Furthermore, if you believe that your personal data processing breaches the principles set forth by the Applicable Law, you can lodge a complaint with the judicial authority or the data protection authority in the Member State of your habitual residence, place of work or place of the alleged infringement. The competent data protection in authority in Italy is the Italian Data Protection Authority (i.e. il Garante per la protezione dei dati personali – the “Authority”). More information on how to lodge complaints is available on the website of the Authority, at http://www.garanteprivacy.it.
The above listed rights may be exercised at any time by sending a letter by mail to our registered office, or by e-mail to privacy@cmcsolutions.com.
8. Changes and updates to the Notice
The evolution of our services may lead to changes to the features of your personal data processing described so far.
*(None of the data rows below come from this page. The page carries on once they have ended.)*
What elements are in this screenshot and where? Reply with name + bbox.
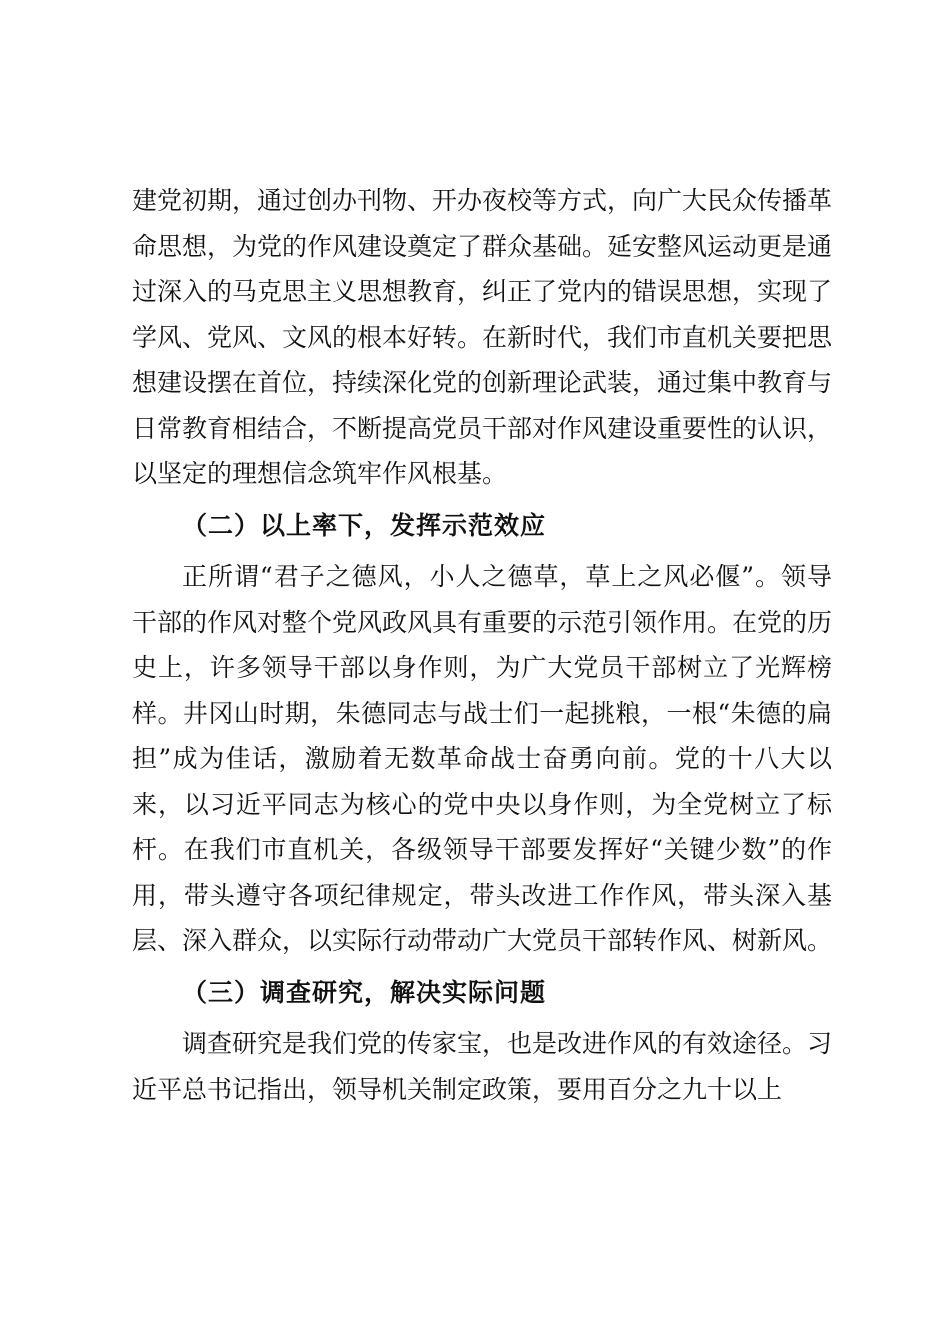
- section-heading-2: （二）以上率下，发挥示范效应: [182, 510, 547, 540]
- paragraph-leadership-example: 正所谓“君子之德风，小人之德草，草上之风必偃”。领导干部的作风对整个党风政风具有重要的示范引领作用。在党的历史上，许多领导干部以身作则，为广大党员干部树立了光辉榜样。井冈山时期，朱德同志与战士们一起挑粮，一根“朱德的扁担”成为佳话，激励着无数革命战士奋勇向前。党的十八大以来，以习近平同志为核心的党中央以身作则，为全党树立了标杆。在我们市直机关，各级领导干部要发挥好“关键少数”的作用，带头遵守各项纪律规定，带头改进工作作风，带头深入基层、深入群众，以实际行动带动广大党员干部转作风、树新风。: [132, 562, 833, 955]
- paragraph-investigation-research: 调查研究是我们党的传家宝，也是改进作风的有效途径。习近平总书记指出，领导机关制定政策，要用百分之九十以上: [132, 1029, 833, 1104]
- paragraph-continuation: 建党初期，通过创办刊物、开办夜校等方式，向广大民众传播革命思想，为党的作风建设奠定了群众基础。延安整风运动更是通过深入的马克思主义思想教育，纠正了党内的错误思想，实现了学风、党风、文风的根本好转。在新时代，我们市直机关要把思想建设摆在首位，持续深化党的创新理论武装，通过集中教育与日常教育相结合，不断提高党员干部对作风建设重要性的认识，以坚定的理想信念筑牢作风根基。: [132, 186, 833, 488]
- section-heading-3: （三）调查研究，解决实际问题: [182, 977, 547, 1007]
- document-body: [132, 178, 832, 1112]
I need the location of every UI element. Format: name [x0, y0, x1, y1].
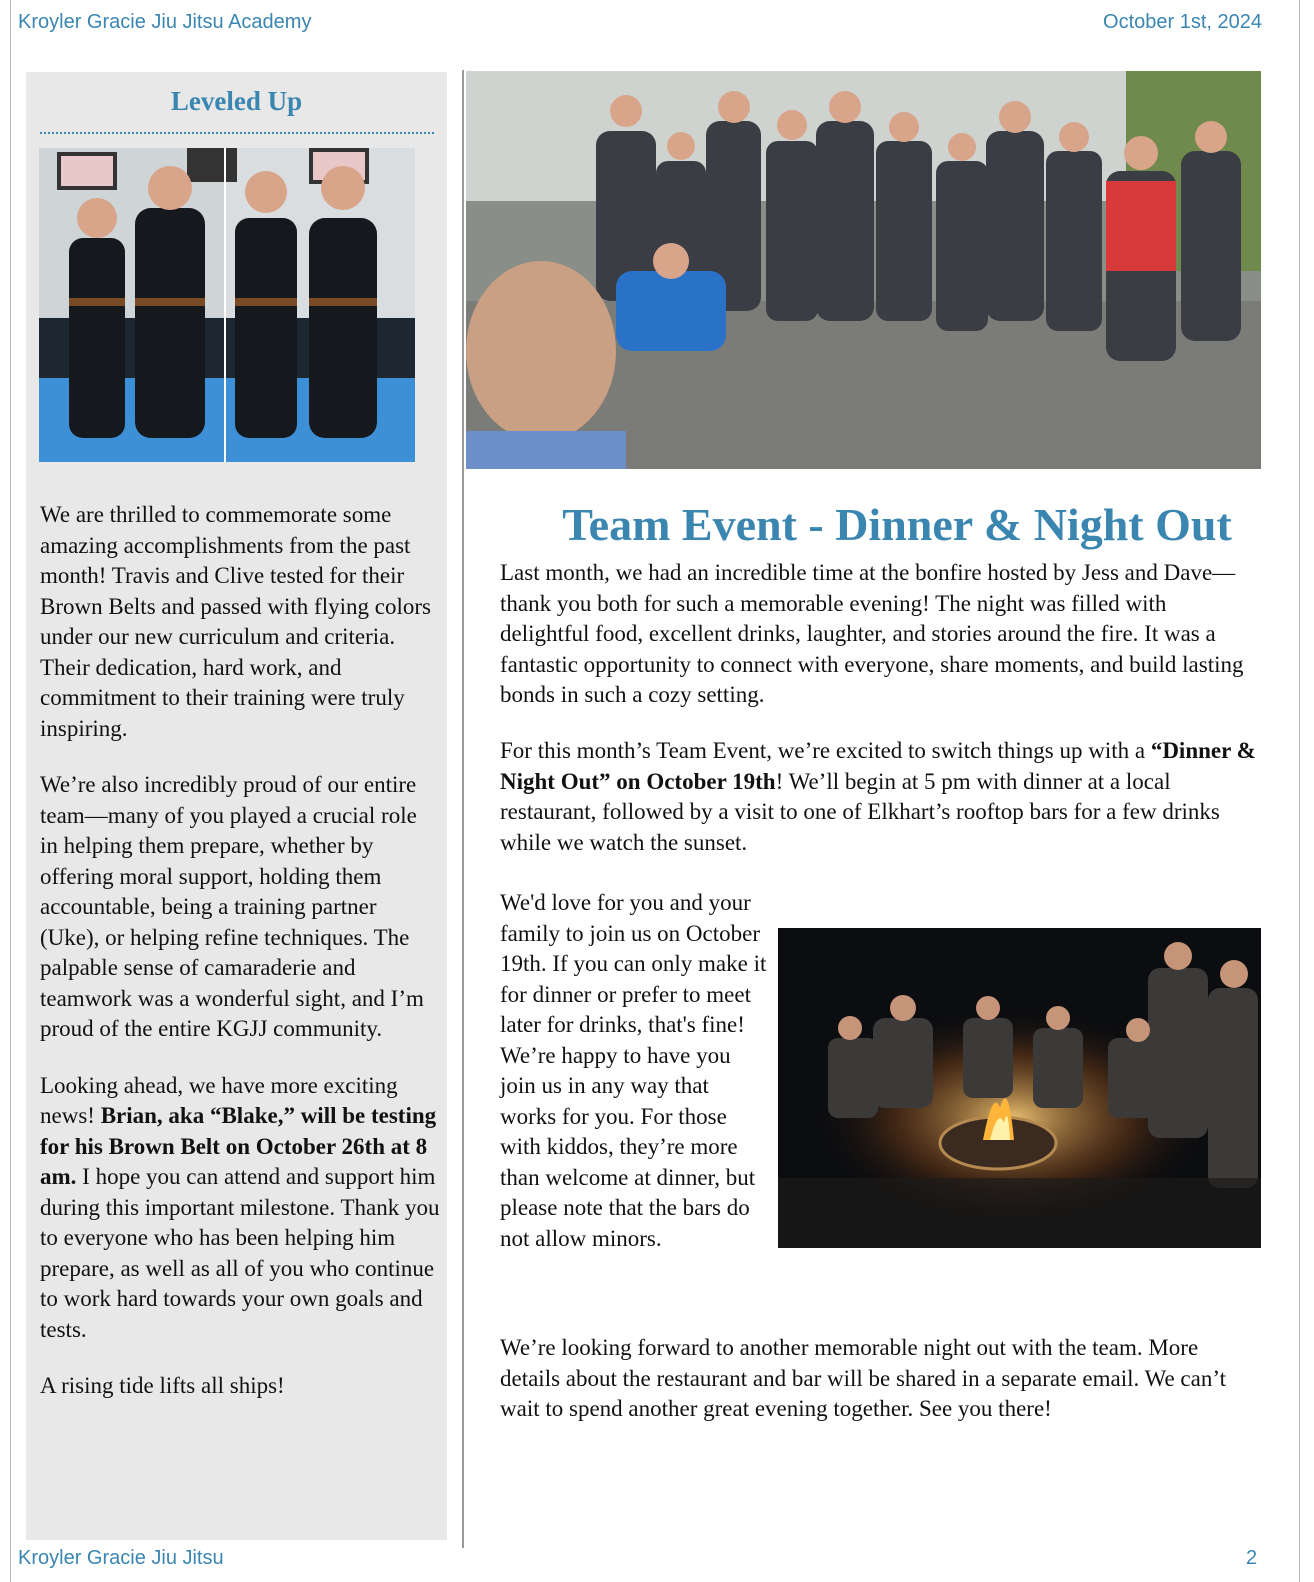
main-paragraph-3: We'd love for you and your family to join us on October 19th. If you can only make it for dinner or prefer to meet later for drinks, that's fine! We’re happy to have you join us in any way that works for you. For those with kiddos, they’re more than welcome at dinner, but please note that the bars do not allow minors.: [500, 890, 767, 1251]
sidebar-article: [40, 500, 440, 1428]
page-number: 2: [1246, 1547, 1258, 1569]
sidebar-paragraph-4: A rising tide lifts all ships!: [40, 1373, 285, 1398]
belt-promotion-photo: [39, 148, 415, 462]
header-org: Kroyler Gracie Jiu Jitsu Academy: [18, 11, 312, 33]
group-selfie-photo: [466, 71, 1261, 469]
sidebar-p3-rest: I hope you can attend and support him during this important milestone. Thank you to everyone who has been helping him prepare, as well as all of you who continue to work hard towards your own goals and tests.: [40, 1164, 440, 1342]
main-paragraph-4: We’re looking forward to another memorable night out with the team. More details about the restaurant and bar will be shared in a separate email. We can’t wait to spend another great evening together. See you there!: [500, 1335, 1226, 1421]
main-p2-bold: “Dinner & Night Out” on October 19th: [500, 738, 1256, 794]
sidebar-title: Leveled Up: [170, 86, 303, 116]
column-divider: [462, 70, 464, 1548]
main-paragraph-2: [500, 736, 1260, 858]
dotted-divider: [40, 132, 434, 134]
sidebar-paragraph-3: [40, 1071, 440, 1346]
sidebar-p3-bold: Brian, aka “Blake,” will be testing for his Brown Belt on October 26th at 8 am.: [40, 1103, 437, 1189]
page-border-right: [1299, 0, 1300, 1582]
footer-org: Kroyler Gracie Jiu Jitsu: [18, 1547, 224, 1569]
header-date: October 1st, 2024: [1103, 11, 1262, 33]
main-article-title: Team Event - Dinner & Night Out: [562, 499, 1232, 550]
main-p2-lead: For this month’s Team Event, we’re excited to switch things up with a: [500, 738, 1151, 763]
main-paragraph-1: Last month, we had an incredible time at the bonfire hosted by Jess and Dave—thank you both for such a memorable evening! The night was filled with delightful food, excellent drinks, laughter, and stories around the fire. It was a fantastic opportunity to connect with everyone, share moments, and build lasting bonds in such a cozy setting.: [500, 560, 1244, 707]
bonfire-photo: [778, 928, 1261, 1248]
sidebar-paragraph-1: We are thrilled to commemorate some amazing accomplishments from the past month! Travis and Clive tested for their Brown Belts and passed with flying colors under our new curriculum and criteria. Their dedication, hard work, and commitment to their training were truly inspiring.: [40, 502, 431, 741]
sidebar-p3-lead: Looking ahead, we have more exciting news!: [40, 1072, 398, 1128]
main-p2-rest: ! We’ll begin at 5 pm with dinner at a local restaurant, followed by a visit to one of Elkhart’s rooftop bars for a few drinks while we watch the sunset.: [500, 768, 1220, 855]
page-border-left: [10, 0, 11, 1582]
sidebar-paragraph-2: We’re also incredibly proud of our entire team—many of you played a crucial role in helping them prepare, whether by offering moral support, holding them accountable, being a training partner (Uke), or helping refine techniques. The palpable sense of camaraderie and teamwork was a wonderful sight, and I’m proud of the entire KGJJ community.: [40, 772, 424, 1041]
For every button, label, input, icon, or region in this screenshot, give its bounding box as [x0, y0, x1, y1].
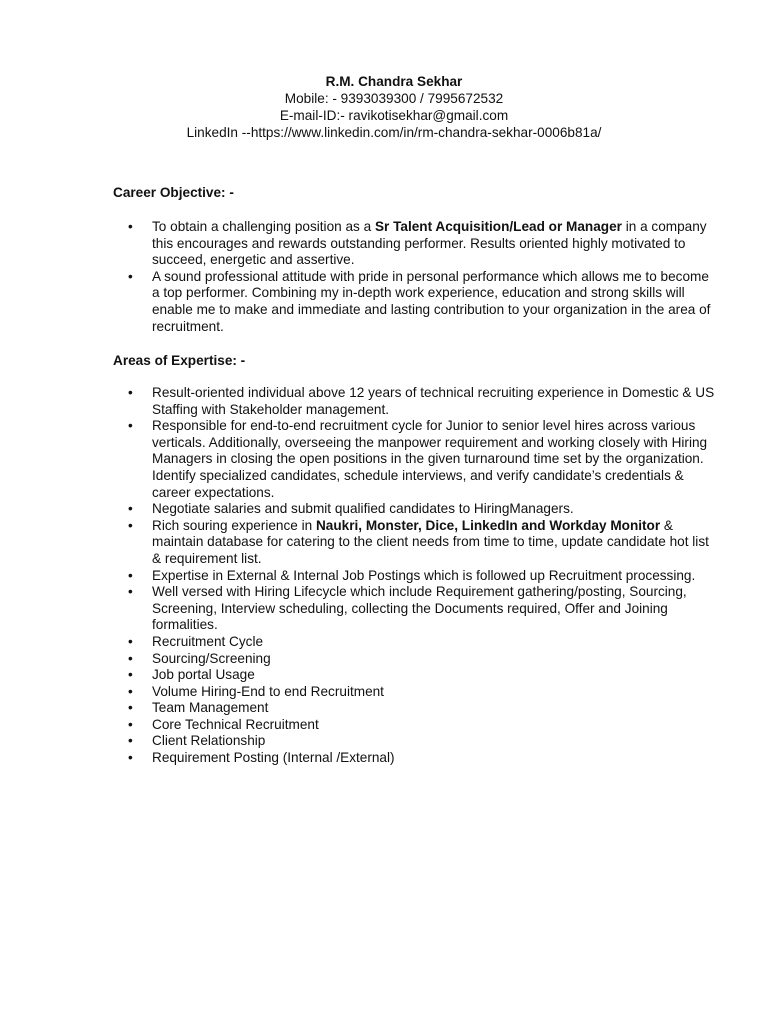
list-item: • Result-oriented individual above 12 years of technical recruiting experience in Domestic & US Staffing with Stakeholder management. [128, 385, 715, 417]
list-item: • Negotiate salaries and submit qualified candidates to HiringManagers. [128, 501, 574, 517]
bullet-icon: • [128, 716, 133, 732]
career-objective-list [113, 219, 733, 335]
bullet-icon: • [128, 219, 133, 234]
list-item: • Core Technical Recruitment [128, 716, 319, 732]
list-item: • Team Management [128, 700, 269, 716]
list-item: • To obtain a challenging position as a Sr Talent Acquisition/Lead or Manager in a company this encourages and rewards outstanding performer. Results oriented highly motivated to succeed, energetic and assertive. [128, 219, 707, 268]
bullet-icon: • [128, 733, 133, 749]
mobile-line: Mobile: - 9393039300 / 7995672532 [284, 91, 504, 106]
bullet-icon: • [128, 584, 133, 600]
candidate-name: R.M. Chandra Sekhar [325, 74, 463, 89]
bullet-icon: • [128, 683, 133, 699]
list-item: • Sourcing/Screening [128, 650, 271, 666]
contact-header [0, 73, 768, 141]
bullet-icon: • [128, 385, 133, 400]
list-item: • Client Relationship [128, 733, 266, 749]
bullet-icon: • [128, 501, 133, 517]
bullet-icon: • [128, 650, 133, 666]
bullet-icon: • [128, 517, 133, 533]
list-item: • Volume Hiring-End to end Recruitment [128, 683, 384, 699]
list-item: • A sound professional attitude with pride in personal performance which allows me to become a top performer. Combining my in-depth work experience, education and strong skills will enable me to make and immediate and lasting contribution to your organization in the area of recruitment. [128, 268, 711, 334]
bullet-icon: • [128, 633, 133, 649]
list-item: • Recruitment Cycle [128, 633, 264, 649]
linkedin-line: LinkedIn --https://www.linkedin.com/in/rm-chandra-sekhar-0006b81a/ [186, 125, 602, 140]
list-item: • Expertise in External & Internal Job Postings which is followed up Recruitment processing. [128, 567, 696, 583]
list-item: • Responsible for end-to-end recruitment cycle for Junior to senior level hires across various verticals. Additionally, overseeing the manpower requirement and working closely with Hiring Managers in closing the open positions in the given turnaround time set by the organization. Identify specialized candidates, schedule interviews, and verify candidate’s credentials & career expectations. [128, 418, 708, 500]
areas-of-expertise-heading: Areas of Expertise: - [113, 353, 246, 368]
list-item: • Well versed with Hiring Lifecycle which include Requirement gathering/posting, Sourcing, Screening, Interview scheduling, collecting the Documents required, Offer and Joining formalities. [128, 584, 687, 633]
bullet-icon: • [128, 750, 133, 766]
email-line: E-mail-ID:- ravikotisekhar@gmail.com [279, 108, 509, 123]
bullet-icon: • [128, 700, 133, 716]
bullet-icon: • [128, 268, 133, 284]
bullet-icon: • [128, 667, 133, 683]
bullet-icon: • [128, 567, 133, 583]
list-item: • Requirement Posting (Internal /External) [128, 750, 395, 766]
areas-of-expertise-list [113, 385, 733, 767]
list-item: • Job portal Usage [128, 667, 255, 683]
career-objective-heading: Career Objective: - [113, 185, 234, 200]
bullet-icon: • [128, 418, 133, 434]
list-item: • Rich souring experience in Naukri, Monster, Dice, LinkedIn and Workday Monitor & maintain database for catering to the client needs from time to time, update candidate hot list & requirement list. [128, 517, 709, 566]
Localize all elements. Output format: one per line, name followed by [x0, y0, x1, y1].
As a consequence, this Notice may undergo changes and additions over time, which may also be necessary to comply the applicable laws and regulations. We therefore invite you to periodically check this page to make sure that nothing has changed: where possible, we will try to timely inform you about the changes made and their consequences.
In any case the updated version of the Notice will be published on this page, indicating the date of its last update.